When I read really good books of literature, essays, or even correspondence in the form of letters from the days of C.S Lewis, for example, I am impressed and inspired by the good organization of thoughts, the use of vocabulary, the elegance of sentence structure, and the choicest methods of portraying points on subjects. Some modern day writings lack imagination (in general) and even the proper use of grammar! There are exceptions, of course. I could name many modern authors that are wonderful.
I come back from that tangent to say that all of that reading of other good works inspires me to be a better writer. My reading is almost a way of learning to be more articulate, elegant, thoughtful, and resourceful when it comes to the words I select. That is why I generally cringe at the overuse of heavy slang or uses of modern syntax with the younger generation today.

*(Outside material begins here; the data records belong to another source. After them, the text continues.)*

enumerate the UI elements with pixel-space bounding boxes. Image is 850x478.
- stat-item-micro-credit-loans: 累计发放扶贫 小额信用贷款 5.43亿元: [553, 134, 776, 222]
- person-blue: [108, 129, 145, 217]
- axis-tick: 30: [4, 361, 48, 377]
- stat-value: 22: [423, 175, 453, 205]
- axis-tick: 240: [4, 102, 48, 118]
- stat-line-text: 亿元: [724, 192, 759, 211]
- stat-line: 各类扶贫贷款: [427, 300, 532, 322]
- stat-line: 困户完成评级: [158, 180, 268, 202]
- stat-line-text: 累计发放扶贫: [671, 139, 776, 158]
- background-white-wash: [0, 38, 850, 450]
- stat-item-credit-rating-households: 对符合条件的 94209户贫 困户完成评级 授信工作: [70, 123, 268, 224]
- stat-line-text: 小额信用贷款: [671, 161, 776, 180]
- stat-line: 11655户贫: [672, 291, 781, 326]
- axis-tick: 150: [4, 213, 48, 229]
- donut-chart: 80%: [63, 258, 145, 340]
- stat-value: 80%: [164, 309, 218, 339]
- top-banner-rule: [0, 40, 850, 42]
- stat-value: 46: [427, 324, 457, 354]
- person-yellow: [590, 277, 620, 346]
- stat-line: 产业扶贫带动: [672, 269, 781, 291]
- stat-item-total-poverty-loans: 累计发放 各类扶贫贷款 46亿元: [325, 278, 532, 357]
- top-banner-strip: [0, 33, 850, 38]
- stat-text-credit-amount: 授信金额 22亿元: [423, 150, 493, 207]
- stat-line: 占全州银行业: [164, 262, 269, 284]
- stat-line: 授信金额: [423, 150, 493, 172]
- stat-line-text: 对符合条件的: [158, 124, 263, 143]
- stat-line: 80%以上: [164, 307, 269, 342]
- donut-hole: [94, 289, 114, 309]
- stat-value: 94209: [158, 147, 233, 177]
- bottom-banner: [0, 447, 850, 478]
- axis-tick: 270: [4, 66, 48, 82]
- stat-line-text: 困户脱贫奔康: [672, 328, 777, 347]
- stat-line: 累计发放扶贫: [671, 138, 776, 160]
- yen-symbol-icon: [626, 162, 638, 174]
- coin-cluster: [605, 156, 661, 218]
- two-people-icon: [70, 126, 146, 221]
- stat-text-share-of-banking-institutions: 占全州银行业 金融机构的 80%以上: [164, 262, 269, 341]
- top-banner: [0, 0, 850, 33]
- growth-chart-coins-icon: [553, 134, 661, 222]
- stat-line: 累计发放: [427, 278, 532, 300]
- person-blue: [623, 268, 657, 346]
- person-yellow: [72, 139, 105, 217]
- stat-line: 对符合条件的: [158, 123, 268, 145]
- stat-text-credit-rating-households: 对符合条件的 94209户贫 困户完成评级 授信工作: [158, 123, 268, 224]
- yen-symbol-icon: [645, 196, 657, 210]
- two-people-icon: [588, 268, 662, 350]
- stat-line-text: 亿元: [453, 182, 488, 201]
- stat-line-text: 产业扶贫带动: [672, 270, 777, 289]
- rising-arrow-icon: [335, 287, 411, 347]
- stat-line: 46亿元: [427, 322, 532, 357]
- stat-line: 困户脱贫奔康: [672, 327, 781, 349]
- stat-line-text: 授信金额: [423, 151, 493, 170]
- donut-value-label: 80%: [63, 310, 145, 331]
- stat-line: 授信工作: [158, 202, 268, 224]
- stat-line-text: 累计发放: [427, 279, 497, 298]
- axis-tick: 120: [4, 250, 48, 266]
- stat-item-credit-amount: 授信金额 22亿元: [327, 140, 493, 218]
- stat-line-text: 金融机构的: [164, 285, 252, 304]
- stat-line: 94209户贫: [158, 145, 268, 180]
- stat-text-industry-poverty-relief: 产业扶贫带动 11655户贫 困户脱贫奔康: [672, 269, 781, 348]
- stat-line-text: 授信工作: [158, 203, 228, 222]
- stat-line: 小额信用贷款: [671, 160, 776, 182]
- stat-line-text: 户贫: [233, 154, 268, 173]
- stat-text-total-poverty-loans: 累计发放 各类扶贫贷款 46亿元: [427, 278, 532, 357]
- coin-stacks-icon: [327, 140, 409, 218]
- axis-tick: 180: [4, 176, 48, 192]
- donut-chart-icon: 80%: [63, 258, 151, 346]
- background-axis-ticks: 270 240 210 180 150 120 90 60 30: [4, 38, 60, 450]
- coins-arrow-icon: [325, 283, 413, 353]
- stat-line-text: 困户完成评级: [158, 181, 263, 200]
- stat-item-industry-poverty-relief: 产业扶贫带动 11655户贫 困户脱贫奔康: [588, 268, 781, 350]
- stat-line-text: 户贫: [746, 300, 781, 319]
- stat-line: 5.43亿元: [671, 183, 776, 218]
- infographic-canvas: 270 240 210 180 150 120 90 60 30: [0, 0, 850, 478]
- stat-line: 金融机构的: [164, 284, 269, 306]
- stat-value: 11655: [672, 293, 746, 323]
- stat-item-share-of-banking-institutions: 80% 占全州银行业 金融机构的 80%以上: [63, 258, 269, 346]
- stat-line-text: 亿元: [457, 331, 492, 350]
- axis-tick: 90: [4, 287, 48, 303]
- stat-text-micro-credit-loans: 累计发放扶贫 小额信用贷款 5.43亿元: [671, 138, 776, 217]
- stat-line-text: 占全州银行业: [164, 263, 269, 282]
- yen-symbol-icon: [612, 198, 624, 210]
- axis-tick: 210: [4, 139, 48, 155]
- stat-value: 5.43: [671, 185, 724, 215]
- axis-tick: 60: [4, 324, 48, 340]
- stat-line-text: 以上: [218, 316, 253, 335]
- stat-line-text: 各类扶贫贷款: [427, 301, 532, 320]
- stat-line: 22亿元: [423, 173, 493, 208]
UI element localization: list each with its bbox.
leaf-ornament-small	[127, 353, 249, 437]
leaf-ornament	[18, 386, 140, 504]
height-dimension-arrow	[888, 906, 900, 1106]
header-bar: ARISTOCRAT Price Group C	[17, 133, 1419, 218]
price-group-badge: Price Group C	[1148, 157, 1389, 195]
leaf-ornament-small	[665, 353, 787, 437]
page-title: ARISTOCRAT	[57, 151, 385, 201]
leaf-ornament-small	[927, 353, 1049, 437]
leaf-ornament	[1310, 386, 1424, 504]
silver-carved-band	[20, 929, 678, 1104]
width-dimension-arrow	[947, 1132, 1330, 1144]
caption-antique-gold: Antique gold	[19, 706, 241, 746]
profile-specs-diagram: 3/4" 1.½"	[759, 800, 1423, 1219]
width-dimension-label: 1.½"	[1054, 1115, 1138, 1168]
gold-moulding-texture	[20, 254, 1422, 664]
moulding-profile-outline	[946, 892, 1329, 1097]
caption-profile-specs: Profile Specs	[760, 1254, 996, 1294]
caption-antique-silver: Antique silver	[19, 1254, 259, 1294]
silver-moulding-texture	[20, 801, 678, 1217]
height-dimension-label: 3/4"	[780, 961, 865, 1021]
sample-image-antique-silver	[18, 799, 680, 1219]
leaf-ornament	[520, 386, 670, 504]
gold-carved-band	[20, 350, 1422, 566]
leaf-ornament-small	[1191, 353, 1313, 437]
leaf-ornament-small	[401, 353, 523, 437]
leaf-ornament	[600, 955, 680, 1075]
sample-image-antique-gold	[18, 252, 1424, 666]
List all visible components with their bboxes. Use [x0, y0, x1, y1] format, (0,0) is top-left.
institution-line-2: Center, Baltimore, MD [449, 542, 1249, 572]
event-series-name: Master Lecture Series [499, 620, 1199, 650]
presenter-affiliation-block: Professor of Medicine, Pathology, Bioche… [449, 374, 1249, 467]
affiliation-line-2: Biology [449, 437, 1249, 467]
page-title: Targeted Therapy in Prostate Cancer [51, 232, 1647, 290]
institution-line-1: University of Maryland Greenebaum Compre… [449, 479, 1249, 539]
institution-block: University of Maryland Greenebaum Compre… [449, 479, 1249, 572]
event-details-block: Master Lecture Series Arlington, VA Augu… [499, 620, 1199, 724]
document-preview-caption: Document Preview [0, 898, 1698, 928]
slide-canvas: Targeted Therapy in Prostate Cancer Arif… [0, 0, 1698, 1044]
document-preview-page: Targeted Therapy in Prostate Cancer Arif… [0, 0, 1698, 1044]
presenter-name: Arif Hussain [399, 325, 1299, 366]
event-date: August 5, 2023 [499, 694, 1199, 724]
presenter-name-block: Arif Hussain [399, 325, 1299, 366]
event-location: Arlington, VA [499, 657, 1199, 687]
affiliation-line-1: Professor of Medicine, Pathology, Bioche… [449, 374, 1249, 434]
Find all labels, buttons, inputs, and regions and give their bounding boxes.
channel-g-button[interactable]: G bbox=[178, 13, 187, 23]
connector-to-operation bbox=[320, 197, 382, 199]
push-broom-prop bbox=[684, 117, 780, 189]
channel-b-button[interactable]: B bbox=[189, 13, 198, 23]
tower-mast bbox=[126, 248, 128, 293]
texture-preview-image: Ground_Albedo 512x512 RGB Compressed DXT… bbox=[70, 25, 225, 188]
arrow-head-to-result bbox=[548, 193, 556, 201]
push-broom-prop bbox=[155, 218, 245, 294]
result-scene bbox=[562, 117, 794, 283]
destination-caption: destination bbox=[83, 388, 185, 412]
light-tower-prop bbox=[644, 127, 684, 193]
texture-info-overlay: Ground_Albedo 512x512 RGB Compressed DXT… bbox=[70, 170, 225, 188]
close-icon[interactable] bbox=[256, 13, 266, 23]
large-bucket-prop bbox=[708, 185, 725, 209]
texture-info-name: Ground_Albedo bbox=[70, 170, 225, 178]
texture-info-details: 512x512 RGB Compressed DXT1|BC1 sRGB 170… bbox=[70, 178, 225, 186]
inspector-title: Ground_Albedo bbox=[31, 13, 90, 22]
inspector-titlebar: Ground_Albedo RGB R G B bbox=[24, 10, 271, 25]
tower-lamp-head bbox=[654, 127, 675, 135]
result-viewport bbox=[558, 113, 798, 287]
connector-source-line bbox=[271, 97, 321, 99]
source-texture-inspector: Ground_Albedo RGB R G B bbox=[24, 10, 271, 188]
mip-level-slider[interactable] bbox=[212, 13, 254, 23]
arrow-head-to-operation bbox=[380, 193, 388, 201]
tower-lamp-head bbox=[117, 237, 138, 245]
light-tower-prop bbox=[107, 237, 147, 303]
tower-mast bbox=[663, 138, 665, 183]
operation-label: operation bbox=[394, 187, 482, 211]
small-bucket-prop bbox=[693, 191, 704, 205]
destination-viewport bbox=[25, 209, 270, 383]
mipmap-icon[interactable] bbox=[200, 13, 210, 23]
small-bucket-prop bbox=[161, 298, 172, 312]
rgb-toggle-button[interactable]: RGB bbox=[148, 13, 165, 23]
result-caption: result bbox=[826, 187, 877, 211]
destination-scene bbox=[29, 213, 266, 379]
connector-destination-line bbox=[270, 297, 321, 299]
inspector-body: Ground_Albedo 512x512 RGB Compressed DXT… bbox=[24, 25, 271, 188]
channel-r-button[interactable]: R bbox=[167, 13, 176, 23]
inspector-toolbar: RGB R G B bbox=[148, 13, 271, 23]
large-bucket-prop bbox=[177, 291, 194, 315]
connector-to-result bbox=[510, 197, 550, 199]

We live in a modern age of innovation, so I am certainly not against new words or alternate uses of words; that happens as a result of changing society and times and shows the way the world is changing and our language with it, but I am an old soul, and I value that which is thought-provoking and has stood the test of time. My love of writing grows the more I read, and the more I read the more I admire and wish to engage in the history of that time through story.
I do not seek to mimic the writers of the 16th - 19th centuries, for they stand on their own and I admire them for they cannot be reproduced, but rather to explore my own voice of writing with a nod to those great writers before me. There is a reason we are still reading John Keats' poetry, Samuel Taylor Coleridge's poetry, George MacDonald's strange tales of fantasy, and the imaginative sub-created stories of J.R.R. Tolkien and C.S. Lewis. This kind of creative writing speaks to generations. Through their ability with words that capture our attention, we can be left with thoughts and insights that we had not considered.
The more I write, the more thoughtful I become about organizing my thoughts and selecting words to portray my ideas precisely (hopefully!). This is why I need to write (I must write!) everyday. It is practice. I cannot expect to be a better writer if I do not challenge and engage those creative aspects of my mind by writing furiously with my pen.